5. Three Nights with a Scoundrel by Tessa Dare. Who can resist a story about unrequited love? In this third book in a trilogy, our hero has been in love with the heroine for years, and she has no idea. The characters are interesting, flawed, and admirable, and as I noted in my DIK review, they have an intimacy and chemistry that goes beyond the sexual. No author will convince me of a HEA with sex, no matter how great it is. It’s the quiet scenes that make me believe, and this book has several very good ones.
6. Something About You by Julie James. Ms. James is one of my favorite contemporary writers. Her books are modern without being self-conscious about it. Something About You is one of my favorites, though, because it strikes a wonderful balance between suspense, romance, and humor. To top it off, the characters are both strong people with integrity who manage to get over the fact that they pissed each other off.
7. Sugar Daddy by Lisa Kleypas. Lisa Kleypas was one of my favorite historical writers when I first started reading romance, and I know a lot of her fans were nervous when she announced she was going to write contemporary. Once I read Sugar Daddy, though, I knew I should have trusted her. Despite its sordid name and neon cover, this book has so much heart and depth. It has a strong element of Women’s Fiction, but the romance is as strong as Liberty’s personal development.

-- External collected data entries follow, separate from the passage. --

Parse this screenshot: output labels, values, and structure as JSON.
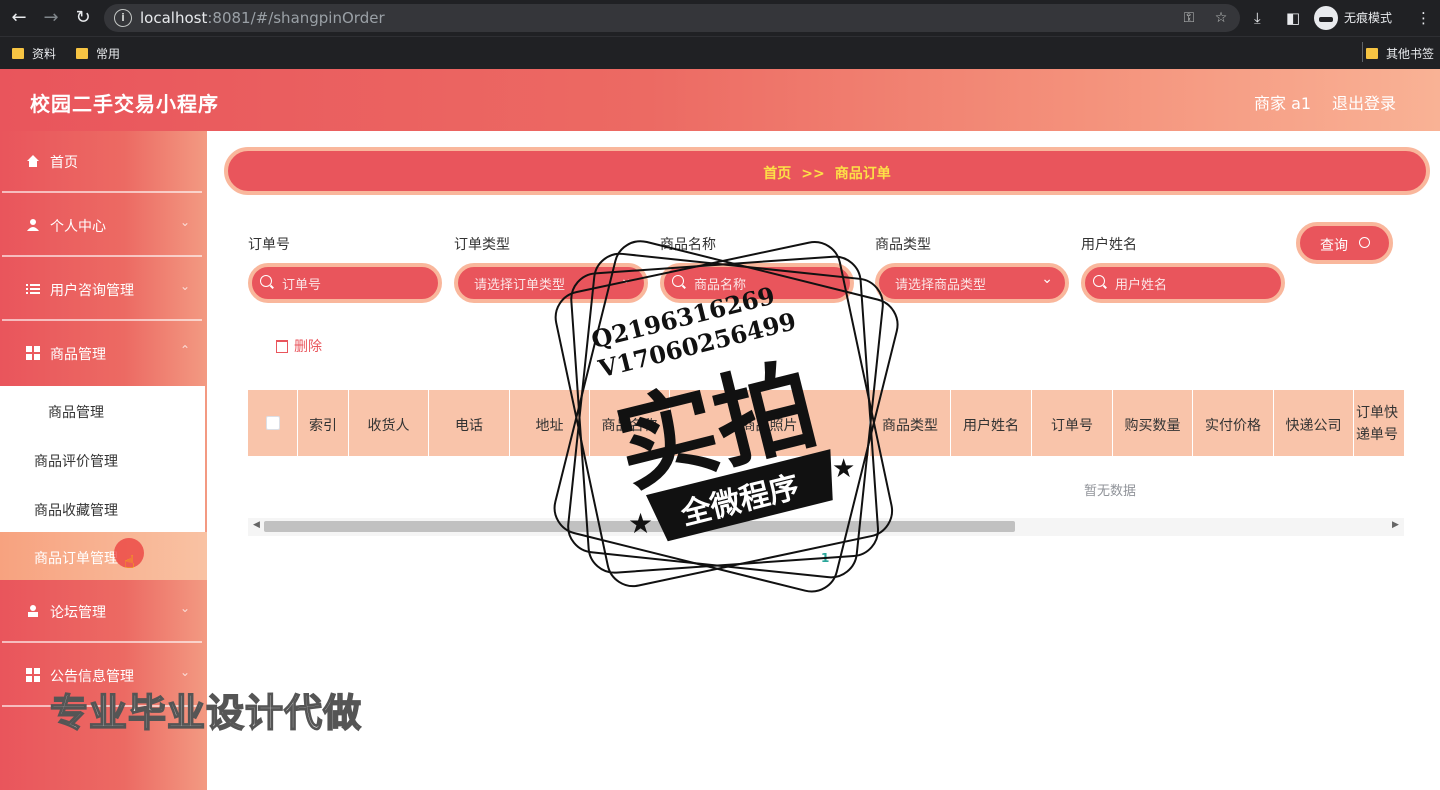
{
  "browser": {
    "url_host": "localhost",
    "url_rest": ":8081/#/shangpinOrder",
    "profile_label": "无痕模式",
    "bookmarks": [
      "资料",
      "常用"
    ],
    "other_bookmarks": "其他书签"
  },
  "header": {
    "title": "校园二手交易小程序",
    "user": "商家 a1",
    "logout": "退出登录"
  },
  "sidebar": {
    "items": [
      {
        "label": "首页"
      },
      {
        "label": "个人中心"
      },
      {
        "label": "用户咨询管理"
      },
      {
        "label": "商品管理"
      },
      {
        "label": "论坛管理"
      },
      {
        "label": "公告信息管理"
      }
    ],
    "submenu": [
      "商品管理",
      "商品评价管理",
      "商品收藏管理",
      "商品订单管理"
    ]
  },
  "breadcrumb": {
    "home": "首页",
    "sep": ">>",
    "current": "商品订单"
  },
  "filters": {
    "order_no": {
      "label": "订单号",
      "placeholder": "订单号"
    },
    "order_type": {
      "label": "订单类型",
      "placeholder": "请选择订单类型"
    },
    "product_name": {
      "label": "商品名称",
      "placeholder": "商品名称"
    },
    "product_type": {
      "label": "商品类型",
      "placeholder": "请选择商品类型"
    },
    "user_name": {
      "label": "用户姓名",
      "placeholder": "用户姓名"
    },
    "query": "查询"
  },
  "actions": {
    "delete": "删除"
  },
  "table": {
    "columns": [
      "索引",
      "收货人",
      "电话",
      "地址",
      "商品名称",
      "商品照片",
      "商品类型",
      "用户姓名",
      "订单号",
      "购买数量",
      "实付价格",
      "快递公司",
      "订单快递单号"
    ],
    "empty_text": "暂无数据"
  },
  "pagination": {
    "page": "1"
  },
  "overlay": {
    "qq": "Q2196316269",
    "wx": "V17060256499",
    "stamp_big": "实拍",
    "stamp_banner": "全微程序",
    "watermark": "专业毕业设计代做"
  },
  "colors": {
    "primary": "#e9555c",
    "accent_light": "#f9b79c",
    "table_head": "#f9c4aa",
    "breadcrumb_text": "#fde047"
  }
}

8. Forever a Lady by Delilah Marvelle. This book makes my list for many of the reasons that Three Nights with a Scoundrel did, even though they’re quite different books. Like Tessa Dare’s novel, I loved the small intimacies between Matthew and Bernadette, and thought his development as a character was wonderfully done. Ms. Marvelle also has elements of Meredith Duran in this book, with her dedication to the historical accuracy and acknowledgement of the poor. It’s easy to get swept away by the balls and gowns and elegant homes in historical romance, but there’s a lot more to history than the stories of the wealthy.
9. The Ashford Affair by Lauren Willig. This is the only book on my list that I’ve only read once – and that’s because as soon as I read it, I needed to share it with someone and I lent it to a friend (who has yet to return it, grr). I’ve read Ms. Willig since her debut with The Secret History of the Pink Carnation. I love her Pink Carnation series, and while the early ones hold a dear place in my heart, I’ve also enjoyed watching her writing evolve and sharpen from “historical chick lit” (albeit very, very good historical chick lit) to something like The Ashford Affair, which maintains her trademark wittiness and quick, layered dialogue, while delving into some darker subject matter and adding some bitter to the sweetness of a romance.
10. Shadowland by Meg Cabot. While not her most famous Young Adult series, The Mediator is by far my favorite (and this coming from someone who was a Meg Cabot fan-girl in high school). The Mediator series tells the story of a 16-year-old girl who moves to California and falls in love with the hot 1850s-era Spanish cowboy who haunts her bedroom. It is the later books (Haunted, the fifth, and Twilight, the sixth and last) that stand out in my head, but Shadowland is where it all started. Suze and Jesse remain the pinnacle of YA romance for me.